Es waren auch nicht alle Habsburger glücklich in Innsbruck sein zu „dürfen“. Angeheiratete Prinzen und Prinzessinnen wie Maximilians zweite Frau Bianca Maria Sforza oder Ferdinand II. zweite Frau Anna Caterina Gonzaga strandeten ungefragt nach der Hochzeit in der rauen, deutschsprachigen Bergwelt. Stellt man sich zudem vor, was ein Umzug samt Heirat von Italien nach Tirol zu einem fremden Mann für einen Teenager bedeutet, kann man erahnen, wie schwer das Leben der Prinzessinnen war. Kinder der Aristokratie wurden bis ins 20. Jahrhundert vor allem dazu erzogen, politisch verheiratet zu werden. Widerspruch dagegen gab es keinen. Man mag sich das höfische Leben als prunkvoll vorstellen, Privatsphäre war in all dem Luxus nicht vorgesehen.
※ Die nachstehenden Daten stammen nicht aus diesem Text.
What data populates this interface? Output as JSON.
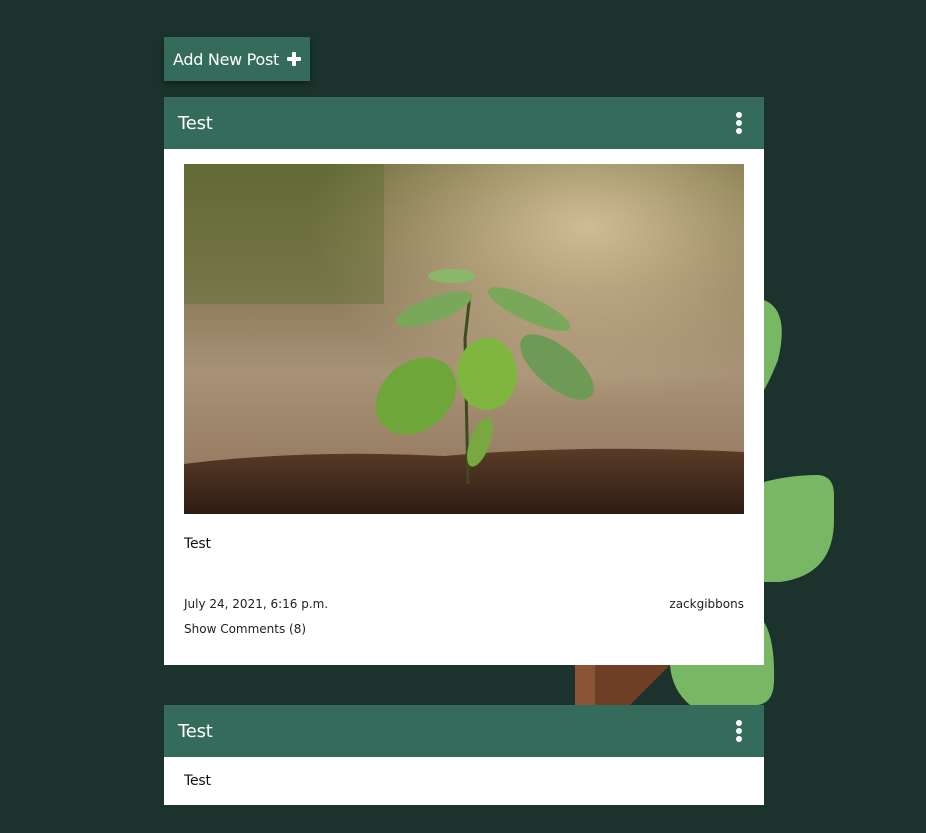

Seine habsburgische Blütezeit erlebte Innsbruck, als die Stadt Hauptresidenz der Tiroler Landesfürsten war. Ferdinand II., Maximilian III. und Leopold V. prägten mit ihren Gattinnen die Stadt während ihrer Regentschaft. Als Sigismund Franz von Habsburg (1630 – 1665) als letzter Landesfürst kinderlos starb, war auch der Titel der Residenzstadt Geschichte und Tirol wurde von einem Statthalter regiert. Der Tiroler Bergbau hatte an Wichtigkeit eingebüßt und bedurfte keiner gesonderten Aufmerksamkeit. Kurz darauf verloren die Habsburger mit Spanien und Burgund ihre Besitzungen in Westeuropa, was Innsbruck vom Zentrum an den Rand des Imperiums rückte. In der K.u.K. Monarchie des 19. Jahrhunderts war Innsbruck der westliche Außenposten eines Riesenreiches, das sich bis in die heutige Ukraine erstreckte. Franz Josef I. (1830 – 1916) herrschte zwischen 1848 und 1916 über ein multiethnisches Vielvölkerreich. Sein neoabsolutistisches Herrschaftsverständnis allerdings war aus der Zeit gefallen. Österreich hatte seit 1867 zwar ein Parlament und eine Verfassung, der Kaiser betrachtete diese Regierung allerdings als „seine“. Minister waren dem Kaiser gegenüber verantwortlich, der über der Regierung stand. In der zweiten Hälfte des 19. Jahrhunderts zerbrach das marode Reich. Am 28. Oktober 1918 wurde die Republik Tschechoslowakei ausgerufen, am 29. Oktober verabschiedeten sich Kroaten, Slowenen und Serben aus der Monarchie. Der letzte Kaiser Karl dankte am 11. November ab. Am 12. November erklärte sich „Deutschösterreich zur demokratischen Republik, in der alle Gewalt vom Volke ausgeht“. Das Kapitel der Habsburger war beendet.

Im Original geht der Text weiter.